Inside Penn State's Week of Illness, IVs and Uncertainty
STATE COLLEGE, Pa. — Thirty minutes before Saturday's game, Penn State coach James Franklin still didn't have a starting quarterback.
Sean Clifford was getting an IV in the locker room, freshman Christian Veilleux was warming up on the field, and walk-on Mason Stahl was the backup. Actually, as of Friday night, Franklin expected Stahl to start.
That's the kind of week Penn State had, as a campus-wide flu tore through the roster, causing 21 players to miss Saturday's game against Rutgers and 14 more to play through symptoms. The Lions labored through the outbreak, bringing IV machines to Beaver Stadium, to beat the Scarlet Knights 28-0.
Afterward, an apparently healthy Franklin said that he hadn't coached through anything similar in 26 years.
"I'm telling you guys, between the throw up and the IVs, it was an interesting week," Franklin said after the game.
Penn State moved to 7-4, pitching its second Big Ten shutout of the season, in what might have been its most determined performance this fall. The game wasn't pretty — the Lions punted on their first six possessions — but neither was the team's training room and locker room during the week. Or their hotel rooms Friday night.
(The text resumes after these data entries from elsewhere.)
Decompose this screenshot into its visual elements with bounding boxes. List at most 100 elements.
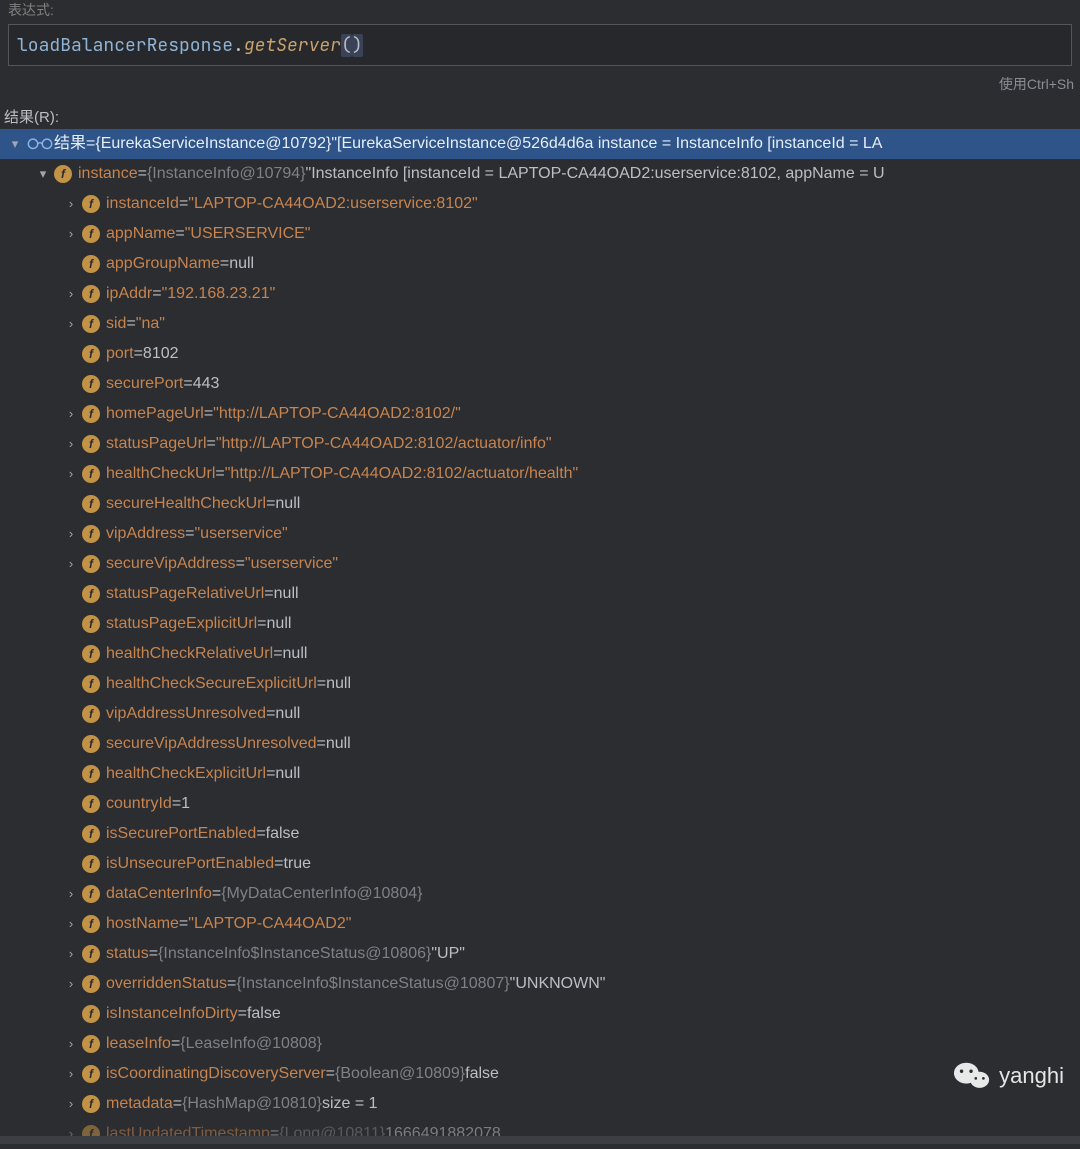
field-name: status bbox=[106, 939, 149, 969]
chevron-right-icon[interactable]: › bbox=[64, 189, 78, 219]
tree-field-row[interactable]: ›fstatusPageRelativeUrl = null bbox=[0, 579, 1080, 609]
field-badge-icon: f bbox=[82, 945, 100, 963]
field-badge-icon: f bbox=[82, 285, 100, 303]
field-badge-icon: f bbox=[82, 645, 100, 663]
field-name: ipAddr bbox=[106, 279, 152, 309]
chevron-right-icon[interactable]: › bbox=[64, 459, 78, 489]
tree-field-row[interactable]: ›fhealthCheckUrl = "http://LAPTOP-CA44OA… bbox=[0, 459, 1080, 489]
tree-field-row[interactable]: ›fstatusPageUrl = "http://LAPTOP-CA44OAD… bbox=[0, 429, 1080, 459]
watermark-text: yanghi bbox=[999, 1063, 1064, 1089]
field-eq: = bbox=[171, 1029, 180, 1059]
chevron-down-icon[interactable]: ▾ bbox=[36, 159, 50, 189]
tree-field-row[interactable]: ›fhealthCheckExplicitUrl = null bbox=[0, 759, 1080, 789]
tree-field-row[interactable]: ›fleaseInfo = {LeaseInfo@10808} bbox=[0, 1029, 1080, 1059]
chevron-right-icon[interactable]: › bbox=[64, 309, 78, 339]
tree-field-row[interactable]: ›fsecurePort = 443 bbox=[0, 369, 1080, 399]
field-name: sid bbox=[106, 309, 126, 339]
field-value: "na" bbox=[136, 309, 165, 339]
field-value: null bbox=[229, 249, 254, 279]
tree-field-row[interactable]: ›fisCoordinatingDiscoveryServer = {Boole… bbox=[0, 1059, 1080, 1089]
field-name: leaseInfo bbox=[106, 1029, 171, 1059]
field-badge-icon: f bbox=[82, 915, 100, 933]
tree-field-row[interactable]: ›flastUpdatedTimestamp = {Long@10811} 16… bbox=[0, 1119, 1080, 1149]
chevron-right-icon[interactable]: › bbox=[64, 969, 78, 999]
tree-field-row[interactable]: ›fhealthCheckRelativeUrl = null bbox=[0, 639, 1080, 669]
field-type: {InstanceInfo@10794} bbox=[147, 159, 306, 189]
field-badge-icon: f bbox=[82, 675, 100, 693]
chevron-right-icon[interactable]: › bbox=[64, 909, 78, 939]
tree-field-row[interactable]: ›fhomePageUrl = "http://LAPTOP-CA44OAD2:… bbox=[0, 399, 1080, 429]
tree-field-row[interactable]: ›fstatusPageExplicitUrl = null bbox=[0, 609, 1080, 639]
field-name: statusPageUrl bbox=[106, 429, 207, 459]
tree-field-row[interactable]: ›fhostName = "LAPTOP-CA44OAD2" bbox=[0, 909, 1080, 939]
field-badge-icon: f bbox=[54, 165, 72, 183]
token-method: getServer bbox=[244, 34, 341, 57]
field-value: null bbox=[274, 579, 299, 609]
chevron-right-icon[interactable]: › bbox=[64, 219, 78, 249]
tree-field-row[interactable]: ›fdataCenterInfo = {MyDataCenterInfo@108… bbox=[0, 879, 1080, 909]
field-name: isCoordinatingDiscoveryServer bbox=[106, 1059, 326, 1089]
tree-field-row[interactable]: ›foverriddenStatus = {InstanceInfo$Insta… bbox=[0, 969, 1080, 999]
field-badge-icon: f bbox=[82, 495, 100, 513]
tree-field-row[interactable]: ›fvipAddress = "userservice" bbox=[0, 519, 1080, 549]
chevron-down-icon[interactable]: ▾ bbox=[8, 129, 22, 159]
field-badge-icon: f bbox=[82, 345, 100, 363]
chevron-right-icon[interactable]: › bbox=[64, 1059, 78, 1089]
field-badge-icon: f bbox=[82, 615, 100, 633]
tree-field-row[interactable]: ›fsecureVipAddress = "userservice" bbox=[0, 549, 1080, 579]
chevron-right-icon[interactable]: › bbox=[64, 429, 78, 459]
chevron-right-icon[interactable]: › bbox=[64, 879, 78, 909]
field-value: null bbox=[283, 639, 308, 669]
field-eq: = bbox=[179, 189, 188, 219]
chevron-right-icon[interactable]: › bbox=[64, 279, 78, 309]
chevron-right-icon[interactable]: › bbox=[64, 1029, 78, 1059]
tree-field-row[interactable]: ›finstanceId = "LAPTOP-CA44OAD2:userserv… bbox=[0, 189, 1080, 219]
tree-field-row[interactable]: ›fsecureVipAddressUnresolved = null bbox=[0, 729, 1080, 759]
root-eq: = bbox=[86, 129, 95, 159]
field-badge-icon: f bbox=[82, 375, 100, 393]
tree-field-row[interactable]: ›fisUnsecurePortEnabled = true bbox=[0, 849, 1080, 879]
tree-field-row[interactable]: ›fport = 8102 bbox=[0, 339, 1080, 369]
field-badge-icon: f bbox=[82, 225, 100, 243]
field-name: secureVipAddressUnresolved bbox=[106, 729, 316, 759]
field-value: null bbox=[275, 759, 300, 789]
chevron-right-icon[interactable]: › bbox=[64, 519, 78, 549]
chevron-right-icon[interactable]: › bbox=[64, 1089, 78, 1119]
results-tree[interactable]: ▾ 结果 = {EurekaServiceInstance@10792} "[E… bbox=[0, 129, 1080, 1149]
tree-field-row[interactable]: ›fmetadata = {HashMap@10810} size = 1 bbox=[0, 1089, 1080, 1119]
tree-field-row[interactable]: ›fisSecurePortEnabled = false bbox=[0, 819, 1080, 849]
expression-input[interactable]: loadBalancerResponse.getServer() bbox=[8, 24, 1072, 66]
field-value: 443 bbox=[193, 369, 220, 399]
tree-field-row[interactable]: ›fipAddr = "192.168.23.21" bbox=[0, 279, 1080, 309]
tree-field-row[interactable]: ›fhealthCheckSecureExplicitUrl = null bbox=[0, 669, 1080, 699]
chevron-right-icon[interactable]: › bbox=[64, 939, 78, 969]
field-value: 1666491882078 bbox=[385, 1119, 501, 1149]
tree-field-row[interactable]: ›fappGroupName = null bbox=[0, 249, 1080, 279]
field-eq: = bbox=[172, 789, 181, 819]
field-eq: = bbox=[316, 729, 325, 759]
field-name: metadata bbox=[106, 1089, 173, 1119]
tree-field-row[interactable]: ›fsecureHealthCheckUrl = null bbox=[0, 489, 1080, 519]
field-eq: = bbox=[257, 609, 266, 639]
tree-field-row[interactable]: ›fisInstanceInfoDirty = false bbox=[0, 999, 1080, 1029]
chevron-right-icon[interactable]: › bbox=[64, 549, 78, 579]
field-value: null bbox=[275, 489, 300, 519]
tree-field-row[interactable]: ›fappName = "USERSERVICE" bbox=[0, 219, 1080, 249]
field-type: {InstanceInfo$InstanceStatus@10807} bbox=[236, 969, 509, 999]
field-name: secureVipAddress bbox=[106, 549, 236, 579]
tree-instance-row[interactable]: ▾ f instance = {InstanceInfo@10794} "Ins… bbox=[0, 159, 1080, 189]
field-value: false bbox=[465, 1059, 499, 1089]
field-badge-icon: f bbox=[82, 405, 100, 423]
tree-field-row[interactable]: ›fcountryId = 1 bbox=[0, 789, 1080, 819]
tree-field-row[interactable]: ›fstatus = {InstanceInfo$InstanceStatus@… bbox=[0, 939, 1080, 969]
field-value: "LAPTOP-CA44OAD2" bbox=[188, 909, 351, 939]
field-value: "192.168.23.21" bbox=[162, 279, 276, 309]
tree-field-row[interactable]: ›fsid = "na" bbox=[0, 309, 1080, 339]
bottom-scrollbar[interactable] bbox=[0, 1136, 1080, 1144]
field-name: healthCheckUrl bbox=[106, 459, 215, 489]
chevron-right-icon[interactable]: › bbox=[64, 1119, 78, 1149]
field-name: isInstanceInfoDirty bbox=[106, 999, 238, 1029]
chevron-right-icon[interactable]: › bbox=[64, 399, 78, 429]
tree-field-row[interactable]: ›fvipAddressUnresolved = null bbox=[0, 699, 1080, 729]
tree-root-row[interactable]: ▾ 结果 = {EurekaServiceInstance@10792} "[E… bbox=[0, 129, 1080, 159]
Franklin said that the flu swept through the team last week, hitting the defense first and offense second. A total of 35 players were sick, including a bunch of starters, leaving the lineup in patchwork straits.
Penn State began the game without two starting offensive linemen, and another left the game in the first quarter. A starting linebacker was out. The team didn't have a scholarship quarterback at Friday's walkthrough.
Players said the training room looked like a hospital, with numerous Lions hooked up to IVs. A staff group text buzzed Friday and Saturday just hoping for good news. It came in small doses.
At the team hotel Saturday morning, Veilleux passed a temperature check and was cleared to play. Franklin, sitting in the hallway waiting for results, cheered. Clifford, meanwhile, returned to his hotel room to sleep.
At the stadium, Clifford and other players received pre-game IVs and skipped warmups. Franklin ultimately chose to start Clifford, who was cleared and whom Franklin thought gave the team the best chance to win.
After four series, it was clear Clifford didn't have it. The quarterback went 2-for-8, the offense converted one first down and Clifford left the game after being tripped on a rush play from behind. Following that series, Clifford returned to the locker room.
"I said, 'Sean, we're gonna go with Veilleux,'" Franklin said. "He goes, 'Yeah, I get it.'"
At one point, Penn State's offense featured true freshmen at quarterback and left tackle (Landon Tengwall), its No. 3 center (Eric Wilson, shifting from guard) and reserve Fatorma Mulbah at guard. Yet somehow, the Lions managed to score four offensive touchdowns for the first time this season.
"Friday we had literally about 20 guys laying in the training room getting IVs," said receiver Jahan Dotson, who caught a touchdown pass. "A lot of guys battled through and were able to play. They literally left it all on the line, coming out when they couldn't do it anymore."
Dotson was among the ill, deciding to play only Friday night. He missed practice time and called it a "mental week" but was determined to play his final game at Beaver Stadium.
Dotson had three catches for 52 yards, grabbing what might have been Veilleux's best pass of the game: an 8-yard throw into the back of the end zone that Dotson called "perfect."
"It wasn't a tough decision," Dotson said. "This is my last time in Beaver Stadium. It was big for me, big for this team. ... I knew the stakes if I didn't play. I knew I wanted to play. I was doing everything possible."
Safety Jaquan Brisker, who played a monster game with nine tackles, said he managed to avoid the illness and nearly cried at playing his second Senior Day at Beaver Stadium. Defensive end Arnold Ebiketie (1.5 tackles for loss) couldn't believe what the training room looked like this week but never once expected that to impact the defense.
And now, Penn State has a week to get healthy before the regular-season finale at Michigan State. Franklin was unsure where the team was headed. But he left Beaver Stadium on Saturday feeling much better about what it had withstood.
"Literally, I've never been through something like this, especially at this point in the season when you're already banged up," Franklin said. "So I just have a ton of respect for our guys and how they handled it. They never flinched and never panicked. Our defense has been playing great all year long.
"I'm really proud of the guys. You know, there's not a whole lot more to say than that. But that's as much adversity as I've seen a program withstand in one week."